アメリカン・スナイパー

どすんときた。沈黙のエンドロールがおわり客電があがる。満席の劇場が静まり返っている。私もまた、映画が終わってしばらく動けなかった。六本木から乃木坂に向う。神経がひりひりする。見慣れた景色の全てがいつもと違ってみえる。何をみても、何が聞こえても泣けてきてしまう。こんなに深い余韻が残る映画、ほんとうに久しぶり。

戦争PTSDものはクリント・イーストウッドの十八番。とはいえ、この映画の出来映え、というか重苦しさはこれまでのイーストウッドの監督作のなかでも最上級ではないだろうか。

戦闘シーンの迫力とリアリティ。最小限に絞られた台詞の深み。つきつけられるテーマの奥行き。なにをとっても、映画として、芸術として、これほど完成度の高い作品にはそうそう出会えないと思う。御歳84にしてまだ過去最高を更新し続けているイーストウッド。怖い。怖いよ。
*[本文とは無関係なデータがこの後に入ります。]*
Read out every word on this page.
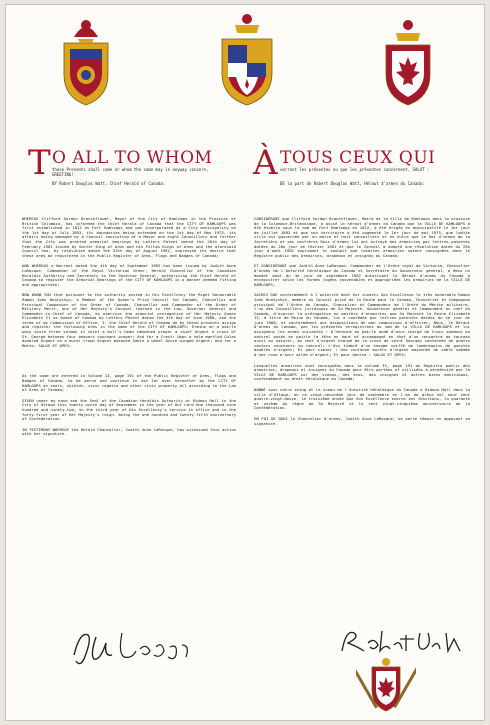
T O ALL TO WHOM
these Presents shall come or whom the same may in anyway concern, GREETING!
BY Robert Douglas Watt, Chief Herald of Canada:
À TOUS CEUX QUI
verront les présentes ou que les présentes concernent, SALUT :
DE la part de Robert Douglas Watt, Héraut d'armes du Canada:

WHEREAS Clifford Gordon Branchflower, Mayor of the City of Kamloops in the Province of British Columbia, has informed the Chief Herald of Canada that the CITY OF KAMLOOPS was first established in 1812 as Fort Kamloops and was incorporated as a City municipality on the 1st day of July 1893, its boundaries being extended on the 1st day of May 1973, its affairs being managed by a Council consisting of a Mayor and eight Councillors and further that the City was granted armorial bearings by Letters Patent dated the 20th day of February 1981 issued by Garter King of Arms and his Fellow Kings of Arms and the aforesaid Council has, by resolution dated the 25th day of August 1992, expressed its desire that these arms be registered in the Public Register of Arms, Flags and Badges of Canada;

AND WHEREAS a Warrant dated the 4th day of September 1992 has been issued by Judith Anne LaRocque, Commander of the Royal Victorian Order, Herald Chancellor of the Canadian Heraldic Authority and Secretary to the Governor General, authorizing the Chief Herald of Canada to register the Armorial Bearings of the CITY OF KAMLOOPS in a manner deemed fitting and appropriate;

NOW KNOW YOU that pursuant to the authority vested in His Excellency the Right Honourable Ramon John Hnatyshyn, a Member of the Queen's Privy Council for Canada, Chancellor and Principal Companion of the Order of Canada, Chancellor and Commander of the Order of Military Merit, one of Her Majesty's Counsel learned in the Law, Governor General and Commander-in-Chief of Canada, to exercise the armorial prerogative of Her Majesty Queen Elizabeth II as Queen of Canada by Letters Patent dated the 4th day of June 1988, and the terms of my Commission of Office, I, the Chief Herald of Canada do by these presents assign and register the following Arms in the name of the CITY OF KAMLOOPS: Ermine on a pairle wavy Azure three salmon in chief a bull's head caboshed proper a chief Argent a cross of St. George between four beavers couchant proper; And for a Crest: Upon a helm mantled Gules doubled Argent on a mural crown Argent masoned Sable a wheel Azure winged Argent; And for a Motto: SALUS ET OPES;

As the same are entered in Volume II, page 191 of the Public Register of Arms, Flags and Badges of Canada, to be borne and continue in use for ever hereafter by the CITY OF KAMLOOPS on seals, shields, civic regalia and other civic property all according to the Law of Arms of Canada;

GIVEN under my hand and the Seal of the Canadian Heraldic Authority at Rideau Hall in the City of Ottawa this twenty-ninth day of September in the year of Our Lord One thousand nine hundred and ninety-two, in the third year of His Excellency's service in office and in the forty-first year of Her Majesty's reign, being the one hundred and twenty-fifth anniversary of Confederation.

IN TESTIMONY WHEREOF the Herald Chancellor, Judith Anne LaRocque, has witnessed this action with her signature.

CONSIDÉRANT que Clifford Gordon Branchflower, Maire de la Ville de Kamloops dans la province de la Colombie-Britannique, a avisé le héraut d'armes du Canada que la VILLE DE KAMLOOPS a été établie sous le nom de Fort Kamloops en 1812, a été érigée en municipalité le 1er jour de juillet 1893 et que son territoire a été augmenté le 1er jour de mai 1973, que ladite ville est gouvernée par un maire et huit conseillers et en outre que le Roi d'armes de la Jarretière et ses confrères Rois d'armes lui ont octroyé des armoiries par lettres patentes datées du 20e jour de février 1981 et que le Conseil a adopté une résolution datée du 25e jour d'août 1992 exprimant le souhait que lesdites armoiries soient consignées dans le Registre public des armoiries, drapeaux et insignes du Canada;

ET CONSIDÉRANT que Judith Anne LaRocque, Commandeur de l'Ordre royal de Victoria, Chancelier d'armes de l'Autorité héraldique du Canada et Secrétaire du Gouverneur général, a émis un mandat daté du 4e jour de septembre 1992 autorisant le Héraut d'armes du Canada à enregistrer selon les formes jugées convenables et appropriées les armoiries de la VILLE DE KAMLOOPS;

SACHEZ QUE conformément à l'autorité dont est investi Son Excellence le très honorable Ramon John Hnatyshyn, membre du Conseil privé de la Reine pour le Canada, Chancelier et Compagnon principal de l'Ordre du Canada, Chancelier et Commandeur de l'Ordre du Mérite militaire, l'un des Conseillers juridiques de Sa Majesté, Gouverneur général et Commandant en chef du Canada, d'exercer la prérogative en matière d'armoiries que Sa Majesté la Reine Elizabeth II, à titre de Reine du Canada, lui a concédée par lettres patentes datées du 4e jour de juin 1988, et conformément aux dispositions de mon commission d'officier, Nous, le Héraut d'armes du Canada, par les présentes enregistrons au nom de la VILLE DE KAMLOOPS et lui assignons les armes suivantes : D'hermine au pairle ondé d'azur chargé de trois saumons au naturel posés en pairle la tête en haut et accompagné en chef d'un rencontre de taureau aussi au naturel, au chef d'argent chargé de la croix de saint Georges cantonnée de quatre castors couchants au naturel; L'écu timbré d'un heaume coiffé de lambrequins de gueules doublés d'argent; Et pour cimier : Une couronne murale d'argent maçonnée de sable sommée d'une roue d'azur ailée d'argent; Et pour devise : SALUS ET OPES;

Lesquelles armoiries sont consignées dans le volume II, page 191 du Registre public des armoiries, drapeaux et insignes du Canada pour être portées et utilisées à perpétuité par la VILLE DE KAMLOOPS sur des sceaux, des écus, des insignes et autres biens municipaux, conformément au droit héraldique du Canada;

DONNÉ sous notre seing et le sceau de l'Autorité héraldique du Canada à Rideau Hall dans la ville d'Ottawa, en ce vingt-neuvième jour de septembre en l'an de grâce mil neuf cent quatre-vingt-douze, la troisième année que Son Excellence exerce ses fonctions, la quarante et unième du règne de Sa Majesté et le cent vingt-cinquième anniversaire de la Confédération.

EN FOI DE QUOI le Chancelier d'armes, Judith Anne LaRocque, se porte témoin en apposant sa signature.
ようやく気分が落ち着いたのは千代田線から小田急線に乗り換えるあたり。町山さんのPodcastを聞き直してみる(http://miyearnzzlabo.com/archives/22576)。この映画を批判する左翼、右翼の話。どっちもバカだと糾弾する町山さん。ほんとだよ、いったいぜんたいどんな見方をしたらこの映画が戦争賛辞に見えたり、ヒーローの物語に見えたりするんだ??(とはいえこれみてスナイパーかっけえ!おれも撃ちてえってなる人がいることもまた事実なんだろうけど・・・)。

戦争映画はことほどさように難しい。難しいのだが。町山さんがイーストウッド自身のインタビューでの発言として紹介している言葉が印象に残る。『調べて、徹底的に調べていくと、戦争なんかできないんだ』。そう、イーストウッドは映画を通して僕たちに問いかけている。考えろ!考えろ!もっとしっかり考えろ!!

沈黙のエンドロールは私たちに与えられた思考の時間だ。